Voices from the ground

At a candlelit vigil outside the synagogue, people of different faiths gathered to sing, to pray, to hold each other. “We came because we needed to be seen,” said one young man, his voice barely audible over the wind. “We came because silence would feel like consent.”

A local imam came to pay respects, laying a wreath and speaking of shared responsibility. “In communities like ours, it is ordinary people who bridge the gaps,” she told me. “If politics and policy fail to keep people safe, neighbours must not fail each other.”

Wider questions: radicalisation, community safety and the social media echo chamber

This attack sits at an uncomfortable crossroads. We are witnessing the dangers of lone‑actor violence that can be amplified by online radicalisation, the strain on social cohesion created by global conflicts, and the challenges law enforcement faces in pre‑empting such attacks. Experts warn that these are not isolated problems and that solutions will require work across policing, social services, faith groups and tech platforms.

“Prevention is more than intelligence; it is social glue,” said a university lecturer in counter‑extremism. “When communities are connected, when people report worries early and services respond, the risk is reduced. But those systems are under pressure.”

What now? Questions for readers and a call to action

How do we mourn without retreating?

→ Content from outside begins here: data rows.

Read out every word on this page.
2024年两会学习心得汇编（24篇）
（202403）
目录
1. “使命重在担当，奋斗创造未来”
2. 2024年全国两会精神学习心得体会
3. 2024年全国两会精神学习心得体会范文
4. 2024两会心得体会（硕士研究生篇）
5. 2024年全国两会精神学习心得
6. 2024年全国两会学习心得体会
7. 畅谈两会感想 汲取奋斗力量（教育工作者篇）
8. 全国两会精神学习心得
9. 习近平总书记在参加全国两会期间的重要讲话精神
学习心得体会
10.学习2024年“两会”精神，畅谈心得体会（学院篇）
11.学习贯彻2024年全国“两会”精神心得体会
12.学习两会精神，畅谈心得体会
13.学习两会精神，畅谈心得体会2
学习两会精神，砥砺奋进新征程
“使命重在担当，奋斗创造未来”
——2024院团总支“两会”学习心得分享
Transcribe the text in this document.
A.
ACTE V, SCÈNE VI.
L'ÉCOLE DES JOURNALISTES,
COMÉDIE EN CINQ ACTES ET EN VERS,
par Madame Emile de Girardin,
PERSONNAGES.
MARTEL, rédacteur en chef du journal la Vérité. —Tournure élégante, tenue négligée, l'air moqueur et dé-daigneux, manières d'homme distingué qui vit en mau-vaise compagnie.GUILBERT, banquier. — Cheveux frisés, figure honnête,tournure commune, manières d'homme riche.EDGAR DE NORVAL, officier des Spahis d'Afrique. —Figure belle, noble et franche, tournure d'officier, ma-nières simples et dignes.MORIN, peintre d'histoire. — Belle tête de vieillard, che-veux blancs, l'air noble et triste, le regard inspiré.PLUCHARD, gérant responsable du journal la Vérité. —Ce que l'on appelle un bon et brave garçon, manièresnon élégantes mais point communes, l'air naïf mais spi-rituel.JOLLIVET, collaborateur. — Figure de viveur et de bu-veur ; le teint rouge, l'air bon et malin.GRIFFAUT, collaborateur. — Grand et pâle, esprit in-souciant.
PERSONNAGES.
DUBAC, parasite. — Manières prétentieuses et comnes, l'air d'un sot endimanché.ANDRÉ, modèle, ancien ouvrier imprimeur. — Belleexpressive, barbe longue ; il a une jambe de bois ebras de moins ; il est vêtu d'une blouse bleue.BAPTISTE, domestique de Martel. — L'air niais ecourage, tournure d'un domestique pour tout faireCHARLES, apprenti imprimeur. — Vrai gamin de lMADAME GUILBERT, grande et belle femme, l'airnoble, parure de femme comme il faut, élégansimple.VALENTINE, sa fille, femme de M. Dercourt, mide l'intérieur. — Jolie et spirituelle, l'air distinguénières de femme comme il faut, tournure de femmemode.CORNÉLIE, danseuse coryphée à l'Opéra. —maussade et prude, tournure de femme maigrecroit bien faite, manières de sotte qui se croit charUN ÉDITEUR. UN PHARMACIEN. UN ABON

How do we protect the right to protest while safeguarding those in mourning? What does community resilience look like when the fear of targeted violence grows?

These are not academic questions. They are practical and messy, and they demand answers from politicians, police leaders, community organisers and each of us. Want to help? Consider volunteering with local groups that support survivors of hate crime, donate to organisations that work on community safety, or simply reach out to your neighbours — sometimes the quietest actions matter most.

In the days to come Manchester will hold more vigils, investigators will comb through evidence, and a community will try, against its better instincts, to find a way forward. For those who were there on Yom Kippur, the memory will be burned into ordinary days: the rustle of prayer books, the sudden burst of sirens, the names of neighbours who stood in harm’s way. That is the human story beneath the headlines — and it is one that asks us, collectively, to be better custodians of each other.